Sustainability work in SMEs currently raises the same question in many companies: what is a sufficient level? Customers, financiers and other stakeholders are placing increasing expectations on sustainability, but for many businesses it remains unclear how much sustainability work is enough and where efforts should be focused. Should the company prepare a sustainability report, calculate its carbon footprint, build a set of sustainability metrics, or do everything at once?

Sustainability-related regulations, reporting frameworks and various guidelines can create the impression that a company must manage a vast number of issues simultaneously. In reality, however, the greatest challenge for most SMEs is not the amount of work involved but the uncertainty surrounding what constitutes a sufficient level of sustainability work for their specific business.


Why Does Sustainability Work Feel Difficult for SMEs?

Many SMEs are already engaging in sustainability work every day, even if they do not call it that.

They take care of employee well-being, improve occupational safety, seek to reduce energy consumption, manage customer relationships responsibly and conduct business ethically. In many cases, these practices have evolved naturally from the values of the company and its owners over time, without any formal sustainability programmes.

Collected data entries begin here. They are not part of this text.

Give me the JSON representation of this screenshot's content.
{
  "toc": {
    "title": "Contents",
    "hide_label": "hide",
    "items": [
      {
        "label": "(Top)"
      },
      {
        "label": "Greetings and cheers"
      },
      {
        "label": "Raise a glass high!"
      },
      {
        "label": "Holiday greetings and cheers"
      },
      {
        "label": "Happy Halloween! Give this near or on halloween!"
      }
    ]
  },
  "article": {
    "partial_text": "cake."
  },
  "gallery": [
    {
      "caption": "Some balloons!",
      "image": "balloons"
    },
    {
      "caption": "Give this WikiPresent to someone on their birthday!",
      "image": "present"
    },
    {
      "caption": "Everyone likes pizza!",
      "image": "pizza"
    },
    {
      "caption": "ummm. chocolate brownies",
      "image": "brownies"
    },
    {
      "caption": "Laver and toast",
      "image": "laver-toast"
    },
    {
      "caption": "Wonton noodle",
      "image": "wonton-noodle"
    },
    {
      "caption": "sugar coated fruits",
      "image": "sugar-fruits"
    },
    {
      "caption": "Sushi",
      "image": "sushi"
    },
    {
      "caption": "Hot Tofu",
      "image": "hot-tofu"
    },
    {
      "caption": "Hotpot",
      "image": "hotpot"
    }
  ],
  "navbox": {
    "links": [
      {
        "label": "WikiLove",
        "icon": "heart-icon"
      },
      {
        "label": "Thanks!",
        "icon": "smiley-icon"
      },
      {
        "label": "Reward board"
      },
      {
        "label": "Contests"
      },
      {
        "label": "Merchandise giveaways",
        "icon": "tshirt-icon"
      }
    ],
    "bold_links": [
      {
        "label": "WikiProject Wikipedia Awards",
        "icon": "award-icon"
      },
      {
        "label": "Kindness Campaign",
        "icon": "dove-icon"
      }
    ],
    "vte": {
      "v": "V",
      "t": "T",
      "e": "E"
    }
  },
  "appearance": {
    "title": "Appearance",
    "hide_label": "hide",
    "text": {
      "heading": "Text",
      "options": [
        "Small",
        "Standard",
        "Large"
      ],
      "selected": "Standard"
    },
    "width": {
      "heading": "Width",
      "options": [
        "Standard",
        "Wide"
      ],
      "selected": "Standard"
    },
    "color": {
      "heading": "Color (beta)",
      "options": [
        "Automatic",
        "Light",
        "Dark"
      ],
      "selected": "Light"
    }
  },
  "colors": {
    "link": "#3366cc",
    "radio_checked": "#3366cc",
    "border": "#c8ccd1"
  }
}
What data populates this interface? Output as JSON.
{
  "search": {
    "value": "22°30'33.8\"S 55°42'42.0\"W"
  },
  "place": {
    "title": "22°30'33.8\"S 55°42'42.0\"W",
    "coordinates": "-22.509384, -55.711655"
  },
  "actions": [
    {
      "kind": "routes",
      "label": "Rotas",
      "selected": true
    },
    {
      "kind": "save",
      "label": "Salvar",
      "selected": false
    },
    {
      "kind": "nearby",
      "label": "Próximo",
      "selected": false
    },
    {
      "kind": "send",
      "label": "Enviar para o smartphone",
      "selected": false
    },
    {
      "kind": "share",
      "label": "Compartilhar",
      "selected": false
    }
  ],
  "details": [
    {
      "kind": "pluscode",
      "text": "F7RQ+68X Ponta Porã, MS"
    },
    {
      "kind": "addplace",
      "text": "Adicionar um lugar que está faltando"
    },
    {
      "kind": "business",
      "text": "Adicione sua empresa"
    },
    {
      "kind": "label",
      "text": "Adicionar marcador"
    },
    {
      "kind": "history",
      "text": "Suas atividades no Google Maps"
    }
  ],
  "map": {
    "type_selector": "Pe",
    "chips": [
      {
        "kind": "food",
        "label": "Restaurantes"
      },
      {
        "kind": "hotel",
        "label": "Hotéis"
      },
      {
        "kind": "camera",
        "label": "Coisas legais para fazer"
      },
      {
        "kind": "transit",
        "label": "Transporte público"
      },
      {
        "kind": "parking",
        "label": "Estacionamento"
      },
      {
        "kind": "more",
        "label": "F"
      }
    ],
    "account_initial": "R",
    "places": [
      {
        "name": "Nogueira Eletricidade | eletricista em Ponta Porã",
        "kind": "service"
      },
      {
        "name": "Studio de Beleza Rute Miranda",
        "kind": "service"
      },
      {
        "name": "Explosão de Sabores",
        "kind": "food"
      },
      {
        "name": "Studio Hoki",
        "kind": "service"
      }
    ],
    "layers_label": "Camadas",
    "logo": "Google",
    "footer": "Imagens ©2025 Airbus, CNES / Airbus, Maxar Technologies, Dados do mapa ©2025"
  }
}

The challenge arises when companies try to determine whether these actions are sufficient. At the same time, new requirements, questionnaires and expectations emerge from different directions. A customer requests sustainability information during a tender process, a financier asks about sustainability risks, and an industry association recommends new practices.

It is no surprise that many entrepreneurs pause to consider what they actually need to do.


Sustainability Work in SMEs Does Not Need to Resemble That of Large Corporations

One of the most common misconceptions is the belief that good sustainability work means the same thing for companies of all sizes.

Large corporations may have dedicated sustainability teams, reporting systems and extensive performance metrics. SMEs often operate with significantly more limited resources and do not have separate sustainability departments. Nevertheless, many SMEs compare their efforts with the sustainability reports of large corporations and feel that they are falling behind.

This comparison is misleading. Sustainability work in an SME does not need to be, and should not be, a scaled-down version of a large corporation’s sustainability programme. It should be a practical and appropriate approach that reflects the company’s size, industry, business model and available resources.


How Can an SME Identify a Sufficient Level of Sustainability Work?

A sufficient level of sustainability work is rarely achieved by continuously adding new targets, metrics or reports. More often, the solution lies in the opposite direction: focusing on what is most relevant. Companies should first identify the sustainability topics that are most significant to their business, customers, employees and other key stakeholders. Not every sustainability issue is equally important to every organisation.

For a construction company, key topics may include occupational safety, energy efficiency, responsible use of materials and supply chain management. For a professional services company, employee competence, well-being, data security and ethical conduct may be more important. In the transport sector, attention may focus on vehicle emissions, road safety and fuel consumption.

The most relevant sustainability issues are always found within the company’s own business operations, not in generic checklists.


Three or Four Key Themes Can Be Enough

Many SMEs are surprised to learn that sustainability work does not need to cover every possible topic. In many cases, focusing on three or four sustainability themes that are most relevant to the business provides a strong foundation for sustainability management.

The most important thing is that the company can answer the following questions:

  • Which sustainability issues are most important to us?
  • Why are these issues material to our business?
  • What are our objectives in these areas?
  • What practical actions are we taking?
  • How do we monitor progress?

When these questions can be answered, sustainability work evolves from a collection of isolated actions into a structured management approach. At the same time, the company can explain to customers, financiers and other stakeholders why it has chosen these particular priorities.


Sufficient Sustainability Work Does Not Mean Perfect Sustainability Work

Sustainability work is never fully complete. Companies grow, stakeholder expectations evolve, technology advances and regulations change. As a result, sustainability priorities may also shift over time. A sufficient level of sustainability work does not mean perfection. It means that the company identifies its most important sustainability issues, develops them systematically and can demonstrate this progress to external stakeholders.

For most SMEs, this is far more valuable than creating dozens of metrics or producing lengthy sustainability reports.


A Sufficient Level of Sustainability Work Is a Justifiable Level of Sustainability Work

A sufficient level of sustainability work for an SME is neither the lightest possible approach nor the most comprehensive one. It means identifying the sustainability issues that are most relevant to the business, setting objectives, implementing practical actions and monitoring progress.

Every company carries out sustainability work in its own way and at its own scale. What matters is that decisions are based on business needs, the company’s impacts and stakeholder expectations. If a company can clearly justify why it focuses on particular sustainability themes and how those themes are managed in practice, it can generally be concluded that its level of sustainability work is sufficient. In sustainability work, the goal is not to do everything that is possible. The goal is to do the right things in a systematic and purposeful way.